Footfall in the three months to July was 2.3% lower than a year ago, worse than the 2.0% fall in the previous quarter, according to the latest British Retail Consortium (BRC) figures.
Footfall weakened in all types of locations, particularly high streets with a 5.5% fall, compared with out-of-town down 1.2% and shopping centres down 0.4%.
The hardest-hit locations in the past three months were Greater London (-8.9%), Scotland (-8.2%), and the East (-7.3%). Northern Ireland (6.2%) and Wales (4.0%) were the only regions to show increased footfall. The South-East (-0.5%) and the North and Yorkshire (-0.9%) showed the smallest declines.

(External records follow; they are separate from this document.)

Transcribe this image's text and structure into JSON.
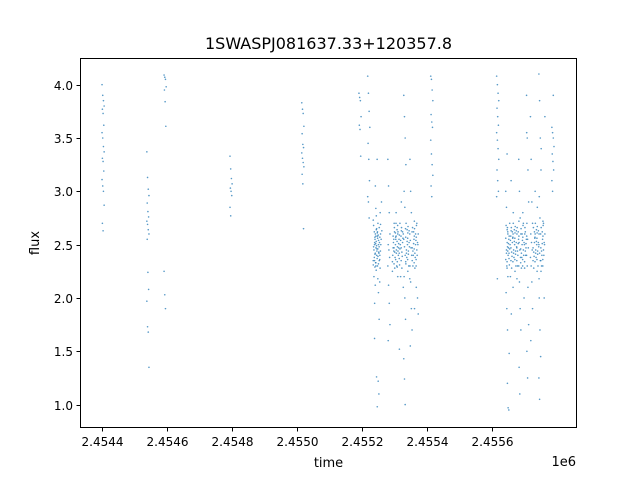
{
  "chart_data": {
    "type": "scatter",
    "title": "1SWASPJ081637.33+120357.8",
    "xlabel": "time",
    "ylabel": "flux",
    "x_offset_label": "1e6",
    "xlim": [
      2454335,
      2455859
    ],
    "ylim": [
      0.79,
      4.25
    ],
    "grid": false,
    "x_ticks": [
      {
        "value": 2454400,
        "label": "2.4544"
      },
      {
        "value": 2454600,
        "label": "2.4546"
      },
      {
        "value": 2454800,
        "label": "2.4548"
      },
      {
        "value": 2455000,
        "label": "2.4550"
      },
      {
        "value": 2455200,
        "label": "2.4552"
      },
      {
        "value": 2455400,
        "label": "2.4554"
      },
      {
        "value": 2455600,
        "label": "2.4556"
      }
    ],
    "y_ticks": [
      {
        "value": 1.0,
        "label": "1.0"
      },
      {
        "value": 1.5,
        "label": "1.5"
      },
      {
        "value": 2.0,
        "label": "2.0"
      },
      {
        "value": 2.5,
        "label": "2.5"
      },
      {
        "value": 3.0,
        "label": "3.0"
      },
      {
        "value": 3.5,
        "label": "3.5"
      },
      {
        "value": 4.0,
        "label": "4.0"
      }
    ],
    "series": [
      {
        "color": "#1f77b4",
        "columns": [
          {
            "time": 2454403,
            "flux": [
              4.0,
              3.9,
              3.85,
              3.8,
              3.77,
              3.73,
              3.62,
              3.55,
              3.5,
              3.42,
              3.37,
              3.31,
              3.28,
              3.19,
              3.11,
              3.05,
              3.0,
              2.87,
              2.7,
              2.63
            ]
          },
          {
            "time": 2454541,
            "flux": [
              3.37,
              3.13,
              3.02,
              2.96,
              2.89,
              2.81,
              2.76,
              2.72,
              2.69,
              2.64,
              2.6,
              2.55,
              2.24,
              2.08,
              1.97,
              1.73,
              1.68,
              1.35
            ]
          },
          {
            "time": 2454594,
            "flux": [
              4.09,
              4.07,
              4.05,
              3.98,
              3.95,
              3.84,
              3.61,
              2.25,
              2.03,
              1.9
            ]
          },
          {
            "time": 2454797,
            "flux": [
              3.33,
              3.21,
              3.12,
              3.07,
              3.03,
              3.0,
              2.96,
              2.85,
              2.77
            ]
          },
          {
            "time": 2455018,
            "flux": [
              3.83,
              3.77,
              3.73,
              3.61,
              3.54,
              3.44,
              3.41,
              3.36,
              3.31,
              3.27,
              3.23,
              3.16,
              3.07,
              2.65
            ]
          },
          {
            "time": 2455194,
            "flux": [
              3.92,
              3.88,
              3.85,
              3.7,
              3.62,
              3.58,
              3.33
            ]
          },
          {
            "time": 2455221,
            "flux": [
              4.08,
              3.92,
              3.75,
              3.6,
              3.45,
              3.3,
              3.1,
              2.95,
              2.9,
              2.75
            ]
          },
          {
            "time": 2455238,
            "flux": [
              2.31,
              2.45,
              2.52,
              2.6,
              2.68,
              2.38,
              2.55,
              2.73,
              2.2,
              1.95,
              3.05,
              2.48,
              2.62,
              2.41,
              2.35
            ]
          },
          {
            "time": 2455242,
            "flux": [
              2.35,
              2.42,
              2.58,
              2.65,
              2.29,
              2.51,
              2.77,
              1.62,
              2.12,
              2.47,
              2.4,
              2.57,
              2.33,
              2.64,
              2.5
            ]
          },
          {
            "time": 2455246,
            "flux": [
              2.33,
              2.49,
              2.61,
              2.7,
              2.26,
              2.44,
              2.56,
              2.84,
              1.26,
              0.98,
              2.39,
              2.53,
              2.46,
              2.58,
              2.3
            ]
          },
          {
            "time": 2455250,
            "flux": [
              2.37,
              2.46,
              2.54,
              2.66,
              2.3,
              2.59,
              2.42,
              3.3,
              2.18,
              2.5,
              2.35,
              2.62,
              1.22,
              1.1
            ]
          },
          {
            "time": 2455254,
            "flux": [
              2.32,
              2.48,
              2.57,
              2.69,
              2.43,
              2.52,
              2.8,
              2.05,
              1.8,
              2.4,
              2.6
            ]
          },
          {
            "time": 2455258,
            "flux": [
              2.36,
              2.44,
              2.55,
              2.63,
              2.28,
              2.5,
              2.9,
              2.15
            ]
          },
          {
            "time": 2455283,
            "flux": [
              3.3,
              3.05,
              2.8,
              2.6,
              2.5,
              2.45,
              2.38,
              2.3,
              2.12,
              1.95,
              1.75,
              1.6
            ]
          },
          {
            "time": 2455297,
            "flux": [
              2.34,
              2.47,
              2.55,
              2.62,
              2.4,
              2.52,
              2.7,
              2.25,
              2.58,
              2.44
            ]
          },
          {
            "time": 2455302,
            "flux": [
              2.32,
              2.43,
              2.5,
              2.58,
              2.66,
              2.38,
              2.55,
              2.47,
              2.28,
              2.61,
              2.8
            ]
          },
          {
            "time": 2455307,
            "flux": [
              2.36,
              2.45,
              2.53,
              2.6,
              2.7,
              2.3,
              2.48,
              2.57,
              2.42,
              2.64,
              2.2
            ]
          },
          {
            "time": 2455312,
            "flux": [
              2.34,
              2.44,
              2.51,
              2.59,
              2.68,
              2.4,
              2.55,
              2.29,
              2.62,
              2.47,
              1.52
            ]
          },
          {
            "time": 2455318,
            "flux": [
              2.37,
              2.46,
              2.54,
              2.63,
              2.31,
              2.5,
              2.58,
              2.42,
              2.7,
              2.2,
              2.9
            ]
          },
          {
            "time": 2455324,
            "flux": [
              2.35,
              2.43,
              2.52,
              2.6,
              2.66,
              2.39,
              2.56,
              2.47,
              2.28,
              2.62,
              2.1
            ]
          },
          {
            "time": 2455332,
            "flux": [
              3.9,
              3.7,
              3.5,
              3.25,
              3.0,
              2.85,
              2.65,
              2.55,
              2.48,
              2.4,
              2.32,
              2.2,
              2.0,
              1.8,
              1.43,
              1.24,
              1.0
            ]
          },
          {
            "time": 2455338,
            "flux": [
              2.34,
              2.45,
              2.53,
              2.61,
              2.7,
              2.38,
              2.5,
              2.57,
              2.42,
              2.64,
              2.25
            ]
          },
          {
            "time": 2455344,
            "flux": [
              2.36,
              2.44,
              2.52,
              2.6,
              2.67,
              2.3,
              2.48,
              2.56,
              2.41,
              2.63,
              2.18
            ]
          },
          {
            "time": 2455351,
            "flux": [
              3.3,
              3.0,
              2.8,
              2.62,
              2.54,
              2.47,
              2.4,
              2.3,
              2.15,
              1.9,
              1.7,
              1.55
            ]
          },
          {
            "time": 2455358,
            "flux": [
              2.35,
              2.44,
              2.51,
              2.58,
              2.66,
              2.4,
              2.55,
              2.47,
              2.3,
              2.62,
              2.72
            ]
          },
          {
            "time": 2455364,
            "flux": [
              2.33,
              2.42,
              2.5,
              2.57,
              2.65,
              2.38,
              2.54,
              2.46,
              2.28,
              2.6,
              2.1,
              1.9
            ]
          },
          {
            "time": 2455370,
            "flux": [
              2.36,
              2.45,
              2.52,
              2.6,
              2.68,
              2.4,
              2.5,
              2.3,
              2.7,
              2.0,
              1.85
            ]
          },
          {
            "time": 2455415,
            "flux": [
              4.08,
              4.05,
              3.95,
              3.85,
              3.72,
              3.65,
              3.6,
              3.48,
              3.35,
              3.25,
              3.15,
              3.05,
              2.95
            ]
          },
          {
            "time": 2455618,
            "flux": [
              4.08,
              4.0,
              3.92,
              3.85,
              3.78,
              3.7,
              3.62,
              3.55,
              3.48,
              3.4,
              3.3,
              3.2,
              3.1,
              3.0,
              2.95,
              2.18
            ]
          },
          {
            "time": 2455646,
            "flux": [
              2.36,
              2.45,
              2.52,
              2.6,
              2.68,
              2.3,
              2.48,
              2.56,
              2.42,
              2.64,
              2.2,
              2.05,
              1.9,
              1.7,
              3.0,
              2.85
            ]
          },
          {
            "time": 2455650,
            "flux": [
              2.34,
              2.44,
              2.51,
              2.58,
              2.66,
              2.4,
              2.55,
              2.28,
              2.62,
              2.47,
              1.48,
              1.2,
              0.97,
              0.95,
              3.35
            ]
          },
          {
            "time": 2455656,
            "flux": [
              2.37,
              2.46,
              2.54,
              2.63,
              2.31,
              2.5,
              2.58,
              2.42,
              2.7,
              2.2,
              3.1
            ]
          },
          {
            "time": 2455662,
            "flux": [
              2.35,
              2.43,
              2.52,
              2.6,
              2.66,
              2.39,
              2.56,
              2.47,
              2.28,
              2.62,
              2.1,
              1.85
            ]
          },
          {
            "time": 2455668,
            "flux": [
              2.34,
              2.45,
              2.53,
              2.61,
              2.7,
              2.38,
              2.5,
              2.57,
              2.42,
              2.64,
              2.25,
              2.8
            ]
          },
          {
            "time": 2455674,
            "flux": [
              2.36,
              2.44,
              2.52,
              2.6,
              2.67,
              2.3,
              2.48,
              2.56,
              2.41,
              2.63,
              2.18
            ]
          },
          {
            "time": 2455680,
            "flux": [
              2.35,
              2.44,
              2.51,
              2.58,
              2.66,
              2.4,
              2.55,
              2.47,
              2.3,
              2.62,
              2.72
            ]
          },
          {
            "time": 2455686,
            "flux": [
              3.3,
              3.0,
              2.75,
              2.6,
              2.52,
              2.45,
              2.38,
              2.3,
              2.15,
              1.9,
              1.7,
              1.35,
              1.1
            ]
          },
          {
            "time": 2455692,
            "flux": [
              2.33,
              2.42,
              2.5,
              2.57,
              2.65,
              2.38,
              2.54,
              2.46,
              2.28,
              2.6,
              2.8
            ]
          },
          {
            "time": 2455698,
            "flux": [
              2.36,
              2.45,
              2.52,
              2.6,
              2.68,
              2.4,
              2.5,
              2.3,
              2.7,
              2.0
            ]
          },
          {
            "time": 2455704,
            "flux": [
              2.34,
              2.44,
              2.51,
              2.58,
              2.66,
              2.4,
              2.55,
              2.28,
              2.62,
              2.47,
              3.55
            ]
          },
          {
            "time": 2455710,
            "flux": [
              3.9,
              3.5,
              3.2,
              2.9,
              2.7,
              2.55,
              2.47,
              2.4,
              2.3,
              2.1,
              1.75,
              1.5,
              1.25
            ]
          },
          {
            "time": 2455722,
            "flux": [
              3.7,
              3.3,
              2.9,
              2.7,
              2.6,
              2.52,
              2.45,
              2.38,
              2.3,
              2.15,
              1.9,
              1.6
            ]
          },
          {
            "time": 2455730,
            "flux": [
              2.35,
              2.43,
              2.52,
              2.6,
              2.66,
              2.39,
              2.56,
              2.47,
              2.28,
              2.62,
              3.0
            ]
          },
          {
            "time": 2455736,
            "flux": [
              2.34,
              2.45,
              2.53,
              2.61,
              2.7,
              2.38,
              2.5,
              2.57,
              2.42,
              2.64,
              2.25
            ]
          },
          {
            "time": 2455742,
            "flux": [
              2.36,
              2.44,
              2.52,
              2.6,
              2.67,
              2.3,
              2.48,
              2.56,
              2.41,
              2.63,
              2.18,
              2.85
            ]
          },
          {
            "time": 2455748,
            "flux": [
              4.1,
              3.85,
              3.5,
              3.2,
              2.95,
              2.75,
              2.6,
              2.5,
              2.42,
              2.35,
              2.25,
              2.0,
              1.7,
              1.45,
              1.25,
              1.05
            ]
          },
          {
            "time": 2455754,
            "flux": [
              2.35,
              2.44,
              2.51,
              2.58,
              2.66,
              2.4,
              2.55,
              2.47,
              2.3,
              2.62,
              2.72,
              3.4
            ]
          },
          {
            "time": 2455760,
            "flux": [
              2.36,
              2.45,
              2.52,
              2.6,
              2.68,
              2.4,
              2.5,
              2.3,
              2.7,
              2.0,
              3.7
            ]
          },
          {
            "time": 2455788,
            "flux": [
              3.6,
              3.55,
              3.5,
              3.42,
              3.35,
              3.28,
              3.2,
              3.1,
              3.0,
              3.9
            ]
          }
        ]
      }
    ]
  }
}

The national town centre vacancy rate in the UK was 11.4% in July 2012 (high streets and shopping centres), up from 11.2% in July 2011 when this survey began.
Stephen Robertson, BRC director general, said: “Some of the wettest weather on record drove a sharp decline in shopper numbers over the quarter. July saw the biggest drop in overall footfall with high streets suffering the most.
“Apart from the Christmas boost in December, high street footfall has now been down for 18 months driven by jobs fears and falling disposable incomes.
“In most parts of the UK, it’s a continuing story of people being short of money, reluctant or unable to spend, resulting in consistently high levels of empty shops.
“There was little sign of a general Jubilee bounce though the wettest June on record did produce the only month in the quarter when shopping centre footfall rose as people avoided going outside. Retailers will be hoping the Olympics had a more positive impact. They will be reflected in the next quarter’s survey.”